A sounding signal detection scheme for compressed spectrum sensing in non-sparse wideband cognitive radios

For cognitive radio (CR), compressed sensing (CS) techniques have been utilized for spectrum sensing in order to alleviate the high signal acquisition costs in the wideband regime. However, the compressed spectrum reconstruction will fail owing to the non-sparsity of the spectrum when the primary (licensed) users (PU or LU) occupy most subchannels. In this paper we study the problem of detecting spectrum holes from the non-sparse primary user signals in a wideband cognitive radio networks using compressed sensing theory. A sounding signal detection scheme and an improved analog-to-information converter (AIC) structure to obtain the sounding signals at spectrum holes through linear operation in frequency domain has been developed. Under the framework of compressed sensing, the scheme uses priori information of primary users´ spectrum allocation to design matched pattern of sounding signals.

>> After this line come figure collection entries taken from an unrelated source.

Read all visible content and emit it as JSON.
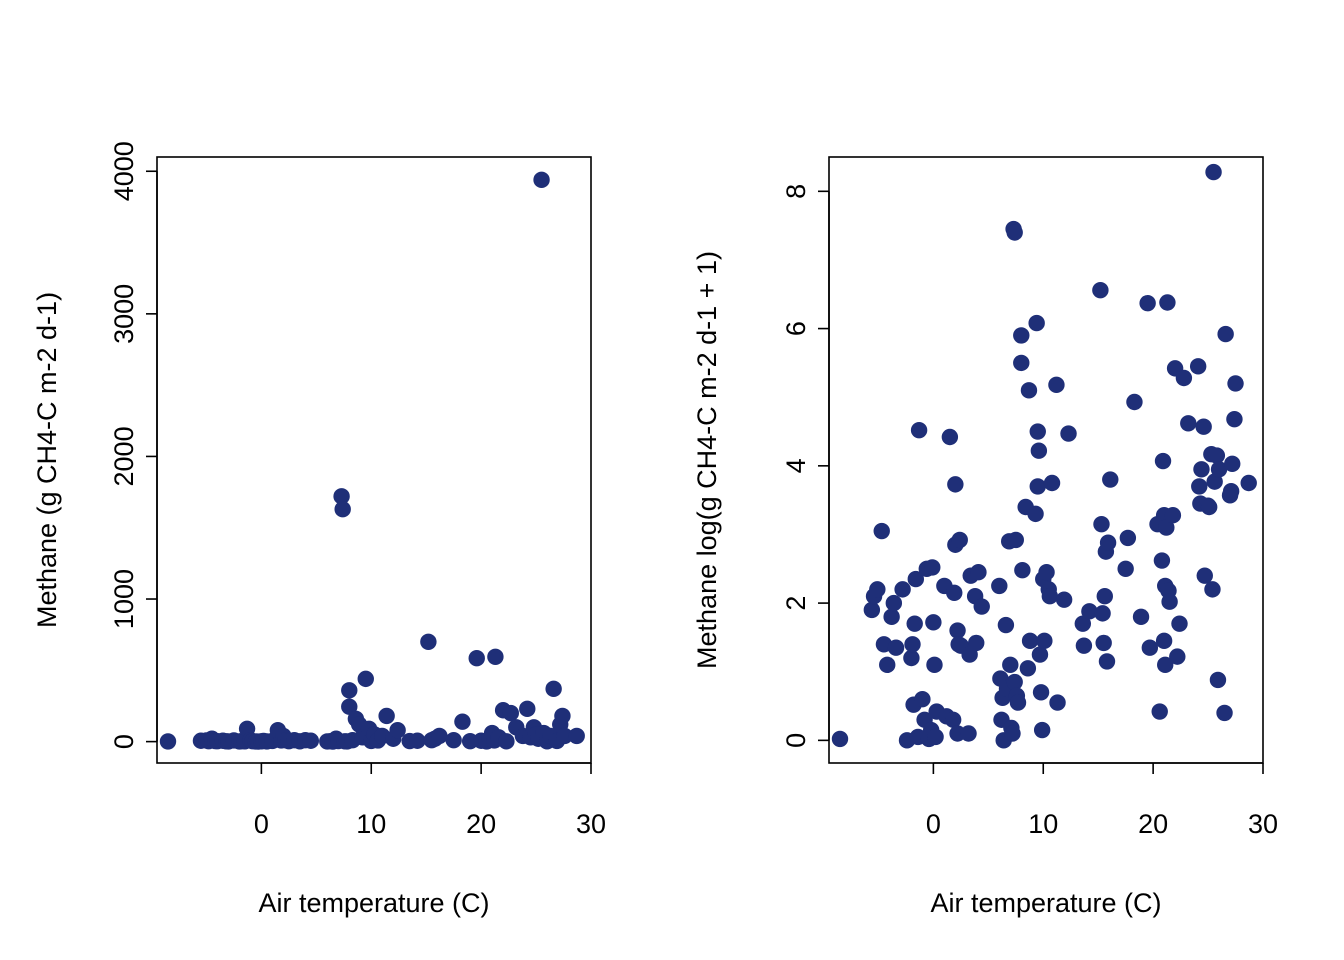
{
  "chart_data": [
    {
      "type": "scatter",
      "title": "",
      "xlabel": "Air temperature (C)",
      "ylabel": "Methane (g CH4-C m-2 d-1)",
      "xlim": [
        -9.5,
        30
      ],
      "ylim": [
        -150,
        4100
      ],
      "xticks": [
        0,
        10,
        20,
        30
      ],
      "xtick_labels": [
        "0",
        "10",
        "20",
        "30"
      ],
      "yticks": [
        0,
        1000,
        2000,
        3000,
        4000
      ],
      "ytick_labels": [
        "0",
        "1000",
        "2000",
        "3000",
        "4000"
      ],
      "color": "#1f2f78",
      "points": [
        {
          "x": -8.5,
          "y": 1
        },
        {
          "x": -5.5,
          "y": 6
        },
        {
          "x": -5.0,
          "y": 8
        },
        {
          "x": -4.8,
          "y": 3
        },
        {
          "x": -4.5,
          "y": 20
        },
        {
          "x": -4.2,
          "y": 4
        },
        {
          "x": -4.0,
          "y": 3
        },
        {
          "x": -3.5,
          "y": 6
        },
        {
          "x": -3.2,
          "y": 2
        },
        {
          "x": -3.0,
          "y": 1
        },
        {
          "x": -2.5,
          "y": 8
        },
        {
          "x": -2.0,
          "y": 1
        },
        {
          "x": -1.8,
          "y": 3
        },
        {
          "x": -1.5,
          "y": 2
        },
        {
          "x": -1.3,
          "y": 90
        },
        {
          "x": -1.0,
          "y": 10
        },
        {
          "x": -0.8,
          "y": 3
        },
        {
          "x": -0.5,
          "y": 1
        },
        {
          "x": -0.3,
          "y": 0
        },
        {
          "x": 0.0,
          "y": 2
        },
        {
          "x": 0.2,
          "y": 5
        },
        {
          "x": 0.5,
          "y": 1
        },
        {
          "x": 1.0,
          "y": 5
        },
        {
          "x": 1.5,
          "y": 80
        },
        {
          "x": 1.8,
          "y": 8
        },
        {
          "x": 2.0,
          "y": 40
        },
        {
          "x": 2.2,
          "y": 10
        },
        {
          "x": 2.5,
          "y": 3
        },
        {
          "x": 3.0,
          "y": 10
        },
        {
          "x": 3.5,
          "y": 2
        },
        {
          "x": 4.0,
          "y": 10
        },
        {
          "x": 4.5,
          "y": 6
        },
        {
          "x": 6.0,
          "y": 1
        },
        {
          "x": 6.3,
          "y": 3
        },
        {
          "x": 6.5,
          "y": 0
        },
        {
          "x": 6.8,
          "y": 20
        },
        {
          "x": 7.0,
          "y": 4
        },
        {
          "x": 7.3,
          "y": 1720
        },
        {
          "x": 7.4,
          "y": 1630
        },
        {
          "x": 7.6,
          "y": 2
        },
        {
          "x": 7.8,
          "y": 1
        },
        {
          "x": 8.0,
          "y": 360
        },
        {
          "x": 8.0,
          "y": 245
        },
        {
          "x": 8.3,
          "y": 10
        },
        {
          "x": 8.6,
          "y": 160
        },
        {
          "x": 8.9,
          "y": 120
        },
        {
          "x": 9.2,
          "y": 30
        },
        {
          "x": 9.5,
          "y": 440
        },
        {
          "x": 9.8,
          "y": 90
        },
        {
          "x": 10.0,
          "y": 5
        },
        {
          "x": 10.3,
          "y": 50
        },
        {
          "x": 10.6,
          "y": 8
        },
        {
          "x": 11.0,
          "y": 40
        },
        {
          "x": 11.4,
          "y": 180
        },
        {
          "x": 12.0,
          "y": 20
        },
        {
          "x": 12.4,
          "y": 80
        },
        {
          "x": 13.5,
          "y": 4
        },
        {
          "x": 14.2,
          "y": 6
        },
        {
          "x": 15.2,
          "y": 700
        },
        {
          "x": 15.5,
          "y": 10
        },
        {
          "x": 15.8,
          "y": 20
        },
        {
          "x": 16.2,
          "y": 40
        },
        {
          "x": 17.5,
          "y": 10
        },
        {
          "x": 18.3,
          "y": 140
        },
        {
          "x": 19.0,
          "y": 3
        },
        {
          "x": 19.6,
          "y": 585
        },
        {
          "x": 20.0,
          "y": 6
        },
        {
          "x": 20.5,
          "y": 1
        },
        {
          "x": 20.8,
          "y": 20
        },
        {
          "x": 21.0,
          "y": 60
        },
        {
          "x": 21.2,
          "y": 8
        },
        {
          "x": 21.3,
          "y": 595
        },
        {
          "x": 21.6,
          "y": 30
        },
        {
          "x": 22.0,
          "y": 220
        },
        {
          "x": 22.3,
          "y": 2
        },
        {
          "x": 22.7,
          "y": 200
        },
        {
          "x": 23.2,
          "y": 100
        },
        {
          "x": 23.8,
          "y": 40
        },
        {
          "x": 24.2,
          "y": 230
        },
        {
          "x": 24.5,
          "y": 30
        },
        {
          "x": 24.8,
          "y": 100
        },
        {
          "x": 25.0,
          "y": 50
        },
        {
          "x": 25.2,
          "y": 20
        },
        {
          "x": 25.5,
          "y": 3940
        },
        {
          "x": 25.7,
          "y": 60
        },
        {
          "x": 26.0,
          "y": 2
        },
        {
          "x": 26.3,
          "y": 40
        },
        {
          "x": 26.6,
          "y": 370
        },
        {
          "x": 26.9,
          "y": 5
        },
        {
          "x": 27.2,
          "y": 120
        },
        {
          "x": 27.4,
          "y": 180
        },
        {
          "x": 27.6,
          "y": 40
        },
        {
          "x": 28.7,
          "y": 40
        }
      ]
    },
    {
      "type": "scatter",
      "title": "",
      "xlabel": "Air temperature (C)",
      "ylabel": "Methane log(g CH4-C m-2 d-1 + 1)",
      "xlim": [
        -9.5,
        30
      ],
      "ylim": [
        -0.33,
        8.5
      ],
      "xticks": [
        0,
        10,
        20,
        30
      ],
      "xtick_labels": [
        "0",
        "10",
        "20",
        "30"
      ],
      "yticks": [
        0,
        2,
        4,
        6,
        8
      ],
      "ytick_labels": [
        "0",
        "2",
        "4",
        "6",
        "8"
      ],
      "color": "#1f2f78",
      "points": [
        {
          "x": -8.5,
          "y": 0.02
        },
        {
          "x": -5.6,
          "y": 1.9
        },
        {
          "x": -5.4,
          "y": 2.1
        },
        {
          "x": -5.1,
          "y": 2.2
        },
        {
          "x": -4.7,
          "y": 3.05
        },
        {
          "x": -4.5,
          "y": 1.4
        },
        {
          "x": -4.2,
          "y": 1.1
        },
        {
          "x": -3.8,
          "y": 1.8
        },
        {
          "x": -3.6,
          "y": 2.0
        },
        {
          "x": -3.4,
          "y": 1.35
        },
        {
          "x": -2.8,
          "y": 2.2
        },
        {
          "x": -2.4,
          "y": 0.0
        },
        {
          "x": -2.0,
          "y": 1.2
        },
        {
          "x": -1.9,
          "y": 1.4
        },
        {
          "x": -1.8,
          "y": 0.52
        },
        {
          "x": -1.7,
          "y": 1.7
        },
        {
          "x": -1.6,
          "y": 2.35
        },
        {
          "x": -1.4,
          "y": 0.05
        },
        {
          "x": -1.3,
          "y": 4.52
        },
        {
          "x": -1.0,
          "y": 0.6
        },
        {
          "x": -0.8,
          "y": 0.3
        },
        {
          "x": -0.6,
          "y": 2.5
        },
        {
          "x": -0.4,
          "y": 0.02
        },
        {
          "x": -0.2,
          "y": 0.15
        },
        {
          "x": -0.1,
          "y": 2.52
        },
        {
          "x": 0.0,
          "y": 1.72
        },
        {
          "x": 0.1,
          "y": 1.1
        },
        {
          "x": 0.2,
          "y": 0.05
        },
        {
          "x": 0.3,
          "y": 0.42
        },
        {
          "x": 1.0,
          "y": 2.25
        },
        {
          "x": 1.2,
          "y": 0.35
        },
        {
          "x": 1.5,
          "y": 4.42
        },
        {
          "x": 1.8,
          "y": 0.3
        },
        {
          "x": 1.9,
          "y": 2.15
        },
        {
          "x": 2.0,
          "y": 3.73
        },
        {
          "x": 2.0,
          "y": 2.85
        },
        {
          "x": 2.2,
          "y": 1.6
        },
        {
          "x": 2.2,
          "y": 0.1
        },
        {
          "x": 2.3,
          "y": 1.4
        },
        {
          "x": 2.4,
          "y": 2.92
        },
        {
          "x": 2.5,
          "y": 1.38
        },
        {
          "x": 3.2,
          "y": 0.1
        },
        {
          "x": 3.3,
          "y": 1.25
        },
        {
          "x": 3.4,
          "y": 2.4
        },
        {
          "x": 3.8,
          "y": 2.1
        },
        {
          "x": 3.9,
          "y": 1.42
        },
        {
          "x": 4.1,
          "y": 2.45
        },
        {
          "x": 4.4,
          "y": 1.95
        },
        {
          "x": 6.0,
          "y": 2.25
        },
        {
          "x": 6.1,
          "y": 0.9
        },
        {
          "x": 6.2,
          "y": 0.3
        },
        {
          "x": 6.3,
          "y": 0.62
        },
        {
          "x": 6.4,
          "y": 0.0
        },
        {
          "x": 6.6,
          "y": 1.68
        },
        {
          "x": 6.7,
          "y": 0.75
        },
        {
          "x": 6.9,
          "y": 2.9
        },
        {
          "x": 7.0,
          "y": 1.1
        },
        {
          "x": 7.1,
          "y": 0.18
        },
        {
          "x": 7.2,
          "y": 0.1
        },
        {
          "x": 7.3,
          "y": 7.45
        },
        {
          "x": 7.4,
          "y": 7.4
        },
        {
          "x": 7.4,
          "y": 0.85
        },
        {
          "x": 7.5,
          "y": 2.92
        },
        {
          "x": 7.6,
          "y": 0.65
        },
        {
          "x": 7.7,
          "y": 0.55
        },
        {
          "x": 8.0,
          "y": 5.9
        },
        {
          "x": 8.0,
          "y": 5.5
        },
        {
          "x": 8.1,
          "y": 2.48
        },
        {
          "x": 8.4,
          "y": 3.4
        },
        {
          "x": 8.6,
          "y": 1.05
        },
        {
          "x": 8.7,
          "y": 5.1
        },
        {
          "x": 8.8,
          "y": 1.45
        },
        {
          "x": 9.3,
          "y": 3.3
        },
        {
          "x": 9.4,
          "y": 6.08
        },
        {
          "x": 9.5,
          "y": 4.5
        },
        {
          "x": 9.5,
          "y": 3.7
        },
        {
          "x": 9.6,
          "y": 4.22
        },
        {
          "x": 9.7,
          "y": 1.25
        },
        {
          "x": 9.8,
          "y": 0.7
        },
        {
          "x": 9.9,
          "y": 0.15
        },
        {
          "x": 10.0,
          "y": 2.35
        },
        {
          "x": 10.1,
          "y": 1.45
        },
        {
          "x": 10.3,
          "y": 2.45
        },
        {
          "x": 10.5,
          "y": 2.2
        },
        {
          "x": 10.6,
          "y": 2.1
        },
        {
          "x": 10.8,
          "y": 3.75
        },
        {
          "x": 11.2,
          "y": 5.18
        },
        {
          "x": 11.3,
          "y": 0.55
        },
        {
          "x": 11.9,
          "y": 2.05
        },
        {
          "x": 12.3,
          "y": 4.47
        },
        {
          "x": 13.6,
          "y": 1.7
        },
        {
          "x": 13.7,
          "y": 1.38
        },
        {
          "x": 14.2,
          "y": 1.88
        },
        {
          "x": 15.2,
          "y": 6.56
        },
        {
          "x": 15.3,
          "y": 3.15
        },
        {
          "x": 15.4,
          "y": 1.85
        },
        {
          "x": 15.5,
          "y": 1.42
        },
        {
          "x": 15.6,
          "y": 2.1
        },
        {
          "x": 15.7,
          "y": 2.75
        },
        {
          "x": 15.8,
          "y": 1.15
        },
        {
          "x": 15.9,
          "y": 2.88
        },
        {
          "x": 16.1,
          "y": 3.8
        },
        {
          "x": 17.5,
          "y": 2.5
        },
        {
          "x": 17.7,
          "y": 2.95
        },
        {
          "x": 18.3,
          "y": 4.93
        },
        {
          "x": 18.9,
          "y": 1.8
        },
        {
          "x": 19.5,
          "y": 6.37
        },
        {
          "x": 19.7,
          "y": 1.35
        },
        {
          "x": 20.4,
          "y": 3.15
        },
        {
          "x": 20.6,
          "y": 0.42
        },
        {
          "x": 20.8,
          "y": 2.62
        },
        {
          "x": 20.9,
          "y": 4.07
        },
        {
          "x": 21.0,
          "y": 1.45
        },
        {
          "x": 21.0,
          "y": 3.28
        },
        {
          "x": 21.1,
          "y": 2.25
        },
        {
          "x": 21.1,
          "y": 1.1
        },
        {
          "x": 21.2,
          "y": 3.1
        },
        {
          "x": 21.3,
          "y": 6.38
        },
        {
          "x": 21.4,
          "y": 2.18
        },
        {
          "x": 21.5,
          "y": 2.02
        },
        {
          "x": 21.8,
          "y": 3.28
        },
        {
          "x": 22.0,
          "y": 5.42
        },
        {
          "x": 22.2,
          "y": 1.22
        },
        {
          "x": 22.4,
          "y": 1.7
        },
        {
          "x": 22.8,
          "y": 5.28
        },
        {
          "x": 23.2,
          "y": 4.62
        },
        {
          "x": 24.1,
          "y": 5.45
        },
        {
          "x": 24.2,
          "y": 3.7
        },
        {
          "x": 24.3,
          "y": 3.45
        },
        {
          "x": 24.4,
          "y": 3.95
        },
        {
          "x": 24.6,
          "y": 4.57
        },
        {
          "x": 24.7,
          "y": 2.4
        },
        {
          "x": 25.0,
          "y": 3.42
        },
        {
          "x": 25.1,
          "y": 3.4
        },
        {
          "x": 25.3,
          "y": 4.17
        },
        {
          "x": 25.4,
          "y": 2.2
        },
        {
          "x": 25.5,
          "y": 8.28
        },
        {
          "x": 25.6,
          "y": 3.77
        },
        {
          "x": 25.8,
          "y": 4.15
        },
        {
          "x": 25.9,
          "y": 0.88
        },
        {
          "x": 26.0,
          "y": 3.95
        },
        {
          "x": 26.5,
          "y": 0.4
        },
        {
          "x": 26.6,
          "y": 5.92
        },
        {
          "x": 27.0,
          "y": 3.57
        },
        {
          "x": 27.1,
          "y": 3.63
        },
        {
          "x": 27.2,
          "y": 4.03
        },
        {
          "x": 27.4,
          "y": 4.68
        },
        {
          "x": 27.5,
          "y": 5.2
        },
        {
          "x": 28.7,
          "y": 3.75
        }
      ]
    }
  ]
}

Without recover of the sampling signal, it performs linear operation on sampling data in the compressed domain to retain sounding signals only in spectrum holes, using the linear arithmetic properties of DFT. Then, through back-end signal processing model, parameter estimates of non-sparse signals are directly obtained from the observed compressive sampling value. Last, a simulation experiment is designed to verify the proposed sounding signal detection method. Simulation results indicate that the method can improve the detection accuracy, reduce the complexity of reconstruction, and enhance the robustness against received signal types.